Uniqueness: ***** The setting gave this book a fantastic sense of uniqueness.  I've never read anything like it.  Again, it wasn't quite alternate history, it wasn't quite dystopia, and it wasn't quite steampunk.  It met somewhere at the intersection of all three, which was interesting and cool.

Writing: ****Overall, the writing did a solid job of telling the story without being awkward or distracting.  I have no other general, overarching comments.  The only specific comments I have are nitpicks. Mainly, some of the slang terms used in this book.  I can't tell whether any of these things were actual 1950s slang, or whether the author made them up.  Most of the time I could figure out the meaning, but there were a few occasions where I couldn't quite grasp it, even in-context.

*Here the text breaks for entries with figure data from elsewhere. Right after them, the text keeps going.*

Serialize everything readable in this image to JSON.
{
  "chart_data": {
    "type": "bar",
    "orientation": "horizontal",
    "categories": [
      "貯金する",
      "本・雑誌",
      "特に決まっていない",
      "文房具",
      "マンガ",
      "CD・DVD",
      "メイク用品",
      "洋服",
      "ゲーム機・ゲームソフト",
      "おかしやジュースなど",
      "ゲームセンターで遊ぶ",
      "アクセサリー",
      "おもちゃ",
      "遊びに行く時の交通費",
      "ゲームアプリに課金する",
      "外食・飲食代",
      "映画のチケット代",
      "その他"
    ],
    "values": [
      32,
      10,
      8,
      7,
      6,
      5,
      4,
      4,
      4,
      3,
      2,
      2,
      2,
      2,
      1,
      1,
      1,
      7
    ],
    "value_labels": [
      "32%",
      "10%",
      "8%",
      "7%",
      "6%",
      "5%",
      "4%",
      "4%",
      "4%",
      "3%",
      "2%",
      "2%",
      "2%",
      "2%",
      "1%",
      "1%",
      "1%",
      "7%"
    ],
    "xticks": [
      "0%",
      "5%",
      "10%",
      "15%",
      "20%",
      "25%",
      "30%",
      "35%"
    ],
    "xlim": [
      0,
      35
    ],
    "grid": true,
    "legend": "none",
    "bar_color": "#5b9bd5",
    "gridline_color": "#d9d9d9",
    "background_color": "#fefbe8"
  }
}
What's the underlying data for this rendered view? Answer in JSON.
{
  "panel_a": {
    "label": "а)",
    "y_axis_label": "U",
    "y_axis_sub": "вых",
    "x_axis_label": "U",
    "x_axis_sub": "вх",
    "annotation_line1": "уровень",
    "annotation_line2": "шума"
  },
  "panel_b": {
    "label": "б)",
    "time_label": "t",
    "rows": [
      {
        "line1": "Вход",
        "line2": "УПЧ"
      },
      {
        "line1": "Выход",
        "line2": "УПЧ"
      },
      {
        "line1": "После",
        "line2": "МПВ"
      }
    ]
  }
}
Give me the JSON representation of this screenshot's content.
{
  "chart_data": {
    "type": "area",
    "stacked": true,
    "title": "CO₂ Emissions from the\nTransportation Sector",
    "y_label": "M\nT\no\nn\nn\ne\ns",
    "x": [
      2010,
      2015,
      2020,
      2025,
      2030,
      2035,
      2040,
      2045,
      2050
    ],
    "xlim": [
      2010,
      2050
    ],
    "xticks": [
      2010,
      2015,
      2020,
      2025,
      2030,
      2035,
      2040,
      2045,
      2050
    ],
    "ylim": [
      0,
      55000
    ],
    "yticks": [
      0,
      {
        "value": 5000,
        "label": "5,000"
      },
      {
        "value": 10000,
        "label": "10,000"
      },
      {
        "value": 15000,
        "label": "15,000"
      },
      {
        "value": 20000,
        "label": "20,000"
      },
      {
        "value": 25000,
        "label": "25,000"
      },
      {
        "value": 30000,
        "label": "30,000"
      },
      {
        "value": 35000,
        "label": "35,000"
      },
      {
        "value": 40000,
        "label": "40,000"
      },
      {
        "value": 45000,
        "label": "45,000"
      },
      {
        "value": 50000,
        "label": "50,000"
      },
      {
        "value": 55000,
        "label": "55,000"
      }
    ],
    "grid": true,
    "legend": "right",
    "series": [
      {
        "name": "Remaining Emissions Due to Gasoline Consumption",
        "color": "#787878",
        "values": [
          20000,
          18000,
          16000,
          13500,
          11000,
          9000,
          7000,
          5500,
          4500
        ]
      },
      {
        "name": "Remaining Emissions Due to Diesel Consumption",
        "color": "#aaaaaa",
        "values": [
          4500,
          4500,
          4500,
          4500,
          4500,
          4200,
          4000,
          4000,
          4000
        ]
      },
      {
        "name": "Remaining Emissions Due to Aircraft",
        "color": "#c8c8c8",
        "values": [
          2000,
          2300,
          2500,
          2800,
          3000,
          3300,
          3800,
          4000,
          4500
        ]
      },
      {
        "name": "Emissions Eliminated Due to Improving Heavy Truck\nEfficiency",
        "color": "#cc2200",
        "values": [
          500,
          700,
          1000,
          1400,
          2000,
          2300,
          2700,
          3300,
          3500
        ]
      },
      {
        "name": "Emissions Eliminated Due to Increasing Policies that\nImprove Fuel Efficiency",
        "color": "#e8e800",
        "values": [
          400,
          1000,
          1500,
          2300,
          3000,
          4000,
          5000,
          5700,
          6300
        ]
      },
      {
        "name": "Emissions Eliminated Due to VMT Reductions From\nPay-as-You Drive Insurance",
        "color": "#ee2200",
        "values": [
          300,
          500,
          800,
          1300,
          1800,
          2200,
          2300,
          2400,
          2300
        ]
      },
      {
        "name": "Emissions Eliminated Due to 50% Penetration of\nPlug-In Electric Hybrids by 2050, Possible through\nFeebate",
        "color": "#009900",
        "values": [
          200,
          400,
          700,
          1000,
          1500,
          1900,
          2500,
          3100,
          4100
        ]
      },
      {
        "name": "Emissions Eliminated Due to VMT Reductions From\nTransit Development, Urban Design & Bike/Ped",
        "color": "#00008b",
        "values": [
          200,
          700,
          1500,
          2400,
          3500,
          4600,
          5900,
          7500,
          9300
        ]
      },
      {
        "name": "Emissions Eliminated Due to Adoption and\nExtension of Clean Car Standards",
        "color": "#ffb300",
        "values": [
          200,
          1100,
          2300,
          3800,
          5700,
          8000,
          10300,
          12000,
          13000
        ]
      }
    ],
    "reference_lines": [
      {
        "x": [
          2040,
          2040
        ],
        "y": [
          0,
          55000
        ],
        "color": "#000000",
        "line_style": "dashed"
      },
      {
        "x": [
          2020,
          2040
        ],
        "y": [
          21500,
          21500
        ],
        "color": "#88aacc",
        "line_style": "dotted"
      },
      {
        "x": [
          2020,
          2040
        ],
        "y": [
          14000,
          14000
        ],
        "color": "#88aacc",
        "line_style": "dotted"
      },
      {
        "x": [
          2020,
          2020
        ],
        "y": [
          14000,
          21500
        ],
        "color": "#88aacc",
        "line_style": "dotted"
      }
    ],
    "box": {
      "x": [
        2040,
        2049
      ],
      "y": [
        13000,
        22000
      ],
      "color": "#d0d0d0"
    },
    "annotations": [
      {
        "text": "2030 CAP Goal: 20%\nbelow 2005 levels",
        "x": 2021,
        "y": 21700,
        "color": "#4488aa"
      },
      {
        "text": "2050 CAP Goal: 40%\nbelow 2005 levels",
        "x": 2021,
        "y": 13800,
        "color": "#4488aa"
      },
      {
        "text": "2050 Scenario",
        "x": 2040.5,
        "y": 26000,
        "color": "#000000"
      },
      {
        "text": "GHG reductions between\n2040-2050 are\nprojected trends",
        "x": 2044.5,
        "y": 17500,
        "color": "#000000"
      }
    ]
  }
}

Likes: Nothing not already mentioned.

Not-so-great: Cal said this: "You're going to need glasses before long, and you know what they say: boys don't make passes--"

I'm a girl.  I wear glasses.

I'm stick of this stereotype that girls can never be as pretty with glasses as without.  I hate it when, in movies, girls who are shown as not that attractive, or even ugly, suddenly become beautiful when they take off their glasses.  (Note how, in The Princess Diaries, Mia does not wear her glasses after her "makeover".)

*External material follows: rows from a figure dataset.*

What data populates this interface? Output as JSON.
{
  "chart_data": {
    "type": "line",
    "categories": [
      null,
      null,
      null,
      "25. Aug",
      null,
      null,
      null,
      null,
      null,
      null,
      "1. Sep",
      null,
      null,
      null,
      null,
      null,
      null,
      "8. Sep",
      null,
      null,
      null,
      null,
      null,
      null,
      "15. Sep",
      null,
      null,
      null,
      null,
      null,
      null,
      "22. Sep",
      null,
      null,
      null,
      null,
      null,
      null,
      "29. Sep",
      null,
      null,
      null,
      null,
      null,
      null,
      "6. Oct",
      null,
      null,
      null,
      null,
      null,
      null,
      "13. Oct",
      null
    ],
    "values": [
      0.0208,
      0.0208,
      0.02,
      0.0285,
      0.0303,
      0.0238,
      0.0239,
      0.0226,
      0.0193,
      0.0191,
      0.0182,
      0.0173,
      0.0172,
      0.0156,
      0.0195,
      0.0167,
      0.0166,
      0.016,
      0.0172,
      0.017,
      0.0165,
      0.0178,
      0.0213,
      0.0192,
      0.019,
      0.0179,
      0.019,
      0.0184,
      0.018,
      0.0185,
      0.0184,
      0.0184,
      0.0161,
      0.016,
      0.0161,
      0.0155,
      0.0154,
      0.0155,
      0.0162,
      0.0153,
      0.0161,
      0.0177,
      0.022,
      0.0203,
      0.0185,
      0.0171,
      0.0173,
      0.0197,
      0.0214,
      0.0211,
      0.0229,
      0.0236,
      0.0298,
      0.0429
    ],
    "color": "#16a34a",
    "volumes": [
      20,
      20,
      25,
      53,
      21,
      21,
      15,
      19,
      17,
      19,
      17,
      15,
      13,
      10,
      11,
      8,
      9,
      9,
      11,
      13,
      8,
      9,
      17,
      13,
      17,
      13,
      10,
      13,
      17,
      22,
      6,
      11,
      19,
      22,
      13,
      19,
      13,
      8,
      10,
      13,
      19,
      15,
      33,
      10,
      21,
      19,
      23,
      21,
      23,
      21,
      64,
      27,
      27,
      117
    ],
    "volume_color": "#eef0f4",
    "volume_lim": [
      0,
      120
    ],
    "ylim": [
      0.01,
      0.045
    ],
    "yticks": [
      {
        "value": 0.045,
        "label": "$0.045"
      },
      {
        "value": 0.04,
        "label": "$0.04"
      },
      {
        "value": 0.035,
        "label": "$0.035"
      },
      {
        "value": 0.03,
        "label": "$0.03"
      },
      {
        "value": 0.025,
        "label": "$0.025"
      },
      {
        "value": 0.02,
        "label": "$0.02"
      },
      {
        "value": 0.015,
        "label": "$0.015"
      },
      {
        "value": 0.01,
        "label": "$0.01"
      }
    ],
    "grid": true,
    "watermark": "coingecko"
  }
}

Overall: On one hand, this book had an awesome setting that mashed up various genres, which had an awesome effect.  The first half of the book, plot-wise, was compelling.  Aoife was an okay character, though I never cared for her one way or another.  On the other hand, the second-half of the book turned too supernatural, too fast, and it lost my interest.  The side characters were either boring, annoying, or both.  Overall, it's an okay book, given that I had a fairly equal number of likes and dislikes.

Similar Books: It had an alternate history setting with a steampunk feel, like Clockwork Angel.  It involved supernatural events in a non-modern setting like This Dark Endeavor or Darker Still.